Por Ignacio Briones, decano Escuela de Gobierno, UAI Noviembre 27, 2015

En su Teoría de los sentimientos morales (1759), Adam Smith nos dice que el hombre que “adhiere, con la más obstinada tenacidad a las normas generales mismas es el más recomendable y el más confiable”. Lo cierto es que la confianza (y las virtudes para generarla) juega un rol central en la reflexión del padre de la economía moderna. El error común —tanto entre partidarios como detractores del escocés— de reducir su pensamiento a la mera “mano invisible” al “laissez faire” y al “egoísmo”, nos ha hecho olvidar que la confianza es pilar medular en su concepción del mercado.

Smith entendió primero que nadie, y la historia no ha parado de darle la razón, que el mercado es el motor del progreso y de la riqueza de las naciones. Es cierto que en este proceso la búsqueda del interés propio juega un rol fundamental. Sin embargo, Smith también pensaba que este motor requería de valores como la confianza y la justicia, sin los cuales la economía de mercado no podía funcionar.

En La riqueza de las naciones (1776), Smith visualiza a la sociedad comercial de mercado como el punto más sofisticado de una evolución que comienza con una etapa de grupos de cazadores y recolectores. El concepto que cruza toda esta evolución es la confianza.
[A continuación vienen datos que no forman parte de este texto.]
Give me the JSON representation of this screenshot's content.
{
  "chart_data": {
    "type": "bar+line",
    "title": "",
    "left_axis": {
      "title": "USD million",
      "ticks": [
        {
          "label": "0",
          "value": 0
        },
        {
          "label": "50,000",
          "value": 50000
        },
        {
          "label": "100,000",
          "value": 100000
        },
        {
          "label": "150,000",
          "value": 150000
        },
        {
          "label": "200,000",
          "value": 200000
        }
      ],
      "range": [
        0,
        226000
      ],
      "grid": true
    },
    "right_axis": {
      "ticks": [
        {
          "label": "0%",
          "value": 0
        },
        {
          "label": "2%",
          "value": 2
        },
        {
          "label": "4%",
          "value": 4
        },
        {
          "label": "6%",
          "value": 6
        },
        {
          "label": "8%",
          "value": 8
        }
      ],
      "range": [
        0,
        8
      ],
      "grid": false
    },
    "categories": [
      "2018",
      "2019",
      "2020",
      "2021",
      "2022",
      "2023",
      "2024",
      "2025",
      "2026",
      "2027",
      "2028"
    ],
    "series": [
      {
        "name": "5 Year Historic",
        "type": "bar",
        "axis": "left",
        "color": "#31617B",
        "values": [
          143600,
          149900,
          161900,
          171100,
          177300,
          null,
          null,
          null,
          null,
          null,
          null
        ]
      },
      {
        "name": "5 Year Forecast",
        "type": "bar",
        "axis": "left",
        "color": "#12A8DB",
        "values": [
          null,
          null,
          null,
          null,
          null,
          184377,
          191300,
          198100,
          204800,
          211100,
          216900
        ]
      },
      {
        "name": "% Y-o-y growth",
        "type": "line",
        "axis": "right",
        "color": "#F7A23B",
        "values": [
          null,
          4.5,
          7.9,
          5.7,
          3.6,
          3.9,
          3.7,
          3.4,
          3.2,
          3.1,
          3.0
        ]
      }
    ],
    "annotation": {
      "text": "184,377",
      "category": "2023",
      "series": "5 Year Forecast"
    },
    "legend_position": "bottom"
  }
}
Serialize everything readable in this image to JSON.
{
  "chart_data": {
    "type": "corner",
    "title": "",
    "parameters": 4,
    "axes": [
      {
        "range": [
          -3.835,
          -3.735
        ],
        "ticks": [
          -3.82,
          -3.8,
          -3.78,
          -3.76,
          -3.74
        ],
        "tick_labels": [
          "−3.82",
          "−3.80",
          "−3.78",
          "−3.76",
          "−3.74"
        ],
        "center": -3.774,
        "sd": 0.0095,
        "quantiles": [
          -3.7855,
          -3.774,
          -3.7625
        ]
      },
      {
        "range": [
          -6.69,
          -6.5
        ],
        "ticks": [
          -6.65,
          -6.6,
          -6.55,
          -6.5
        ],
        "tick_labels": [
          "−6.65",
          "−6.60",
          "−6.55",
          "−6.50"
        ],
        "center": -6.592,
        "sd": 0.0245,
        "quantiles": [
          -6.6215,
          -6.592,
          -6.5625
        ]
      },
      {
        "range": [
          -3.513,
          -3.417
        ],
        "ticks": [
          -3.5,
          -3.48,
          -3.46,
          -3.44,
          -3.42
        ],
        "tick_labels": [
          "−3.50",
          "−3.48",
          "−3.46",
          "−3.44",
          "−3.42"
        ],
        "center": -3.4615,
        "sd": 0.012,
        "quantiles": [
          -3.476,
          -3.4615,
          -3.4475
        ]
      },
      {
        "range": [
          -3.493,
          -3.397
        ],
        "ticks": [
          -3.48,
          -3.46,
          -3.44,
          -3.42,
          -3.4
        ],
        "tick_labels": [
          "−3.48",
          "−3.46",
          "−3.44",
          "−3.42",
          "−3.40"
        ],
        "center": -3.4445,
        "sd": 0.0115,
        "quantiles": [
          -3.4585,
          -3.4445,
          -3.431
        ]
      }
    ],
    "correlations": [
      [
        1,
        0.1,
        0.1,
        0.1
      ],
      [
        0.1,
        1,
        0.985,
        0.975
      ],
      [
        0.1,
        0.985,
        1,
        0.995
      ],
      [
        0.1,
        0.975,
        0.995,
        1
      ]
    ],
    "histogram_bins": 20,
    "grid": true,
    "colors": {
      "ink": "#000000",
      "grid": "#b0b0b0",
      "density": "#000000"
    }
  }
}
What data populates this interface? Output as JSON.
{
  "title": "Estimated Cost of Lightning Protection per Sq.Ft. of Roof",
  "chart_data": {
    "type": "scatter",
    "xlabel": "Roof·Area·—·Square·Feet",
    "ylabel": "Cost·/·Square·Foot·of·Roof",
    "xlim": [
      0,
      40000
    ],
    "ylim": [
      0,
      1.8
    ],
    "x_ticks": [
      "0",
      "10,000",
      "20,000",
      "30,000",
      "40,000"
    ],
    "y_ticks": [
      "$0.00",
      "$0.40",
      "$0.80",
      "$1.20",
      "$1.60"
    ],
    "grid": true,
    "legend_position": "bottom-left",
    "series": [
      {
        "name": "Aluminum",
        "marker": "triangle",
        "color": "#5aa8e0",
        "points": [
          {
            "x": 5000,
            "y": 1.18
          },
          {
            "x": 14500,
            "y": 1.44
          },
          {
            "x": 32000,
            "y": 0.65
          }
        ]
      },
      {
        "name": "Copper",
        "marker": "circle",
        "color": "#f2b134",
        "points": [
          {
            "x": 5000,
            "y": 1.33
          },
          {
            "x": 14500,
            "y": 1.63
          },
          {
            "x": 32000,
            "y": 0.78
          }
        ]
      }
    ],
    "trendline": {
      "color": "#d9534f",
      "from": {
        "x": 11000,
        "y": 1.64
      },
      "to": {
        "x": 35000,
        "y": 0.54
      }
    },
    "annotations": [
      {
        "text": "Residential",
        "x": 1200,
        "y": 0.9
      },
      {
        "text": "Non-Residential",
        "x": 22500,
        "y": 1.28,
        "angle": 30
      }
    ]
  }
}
En sociedades primitivas, ésta se reduce al núcleo directo o familiar. En sociedades complejas, los infinitos intercambios requieren de una estructura institucional y de una ética de los actores que produzca la necesaria confianza y reciprocidad para que estos intercambios se realicen.

Así, contrariamente a lo que algunos asumen, las sociedades de mercado son sociedades con altísimos niveles de confianza. Después de todo, es lo que permite que existan. Pero por lo mismo, sin esa confianza todo el edificio se derrumbaría y el progreso no sería posible. De ahí el llamado a cuidarla.

Como filósofo moral que era, Smith consideraba que la ética era fundamental para la confianza. Pero también tenía claro que el mundo real no es de ángeles. Que se necesita del Estado y de la regulación para sancionar desviaciones de las reglas que dañan la confianza y al mercado. Y la confianza en el propio Estado es aquí vital: sin ésta “el comercio y las manufacturas difícilmente podrían florecer”. Con todo, sin una ética que contenga a los agentes de deshonrar lo que es justo, la institucionalidad se tornaría en un estado policial. Uno de sobrerregulación en que el progreso tampoco es posible.

El escocés era consciente, que las malas prácticas no sólo afectan a las partes, sino que pueden minar la confianza del sistema en su conjunto. A este respecto, fue particularmente severo en su juicio a los monopolios y a empresarios que se juntan en conversaciones que rara vez no derivan en “alguna conspiración contra el público o un estratagema para subir los precios”. También fue implacable ante el riesgo de captura regulatoria por parte de grupos de interés.

Crítico del mercantilismo imperante en su época, Smith denunciaba que “en la mayor parte de las regulaciones que afectan al comercio con las colonias, los mercaderes o empresarios a cargo han sido los principales asesores (del parlamento)”.

En Chile, para nadie es misterio que los escándalos empresariales del último tiempo han agudizado la sensación de desconfianza. No sólo en la empresa. También en la economía de mercado. En la búsqueda de salidas, en lugar de reinventar la rueda o proponer modelos refundacionales, bien valdría la pena volver a los fundamentos y detenerse a leer con cuidado a Adam Smith.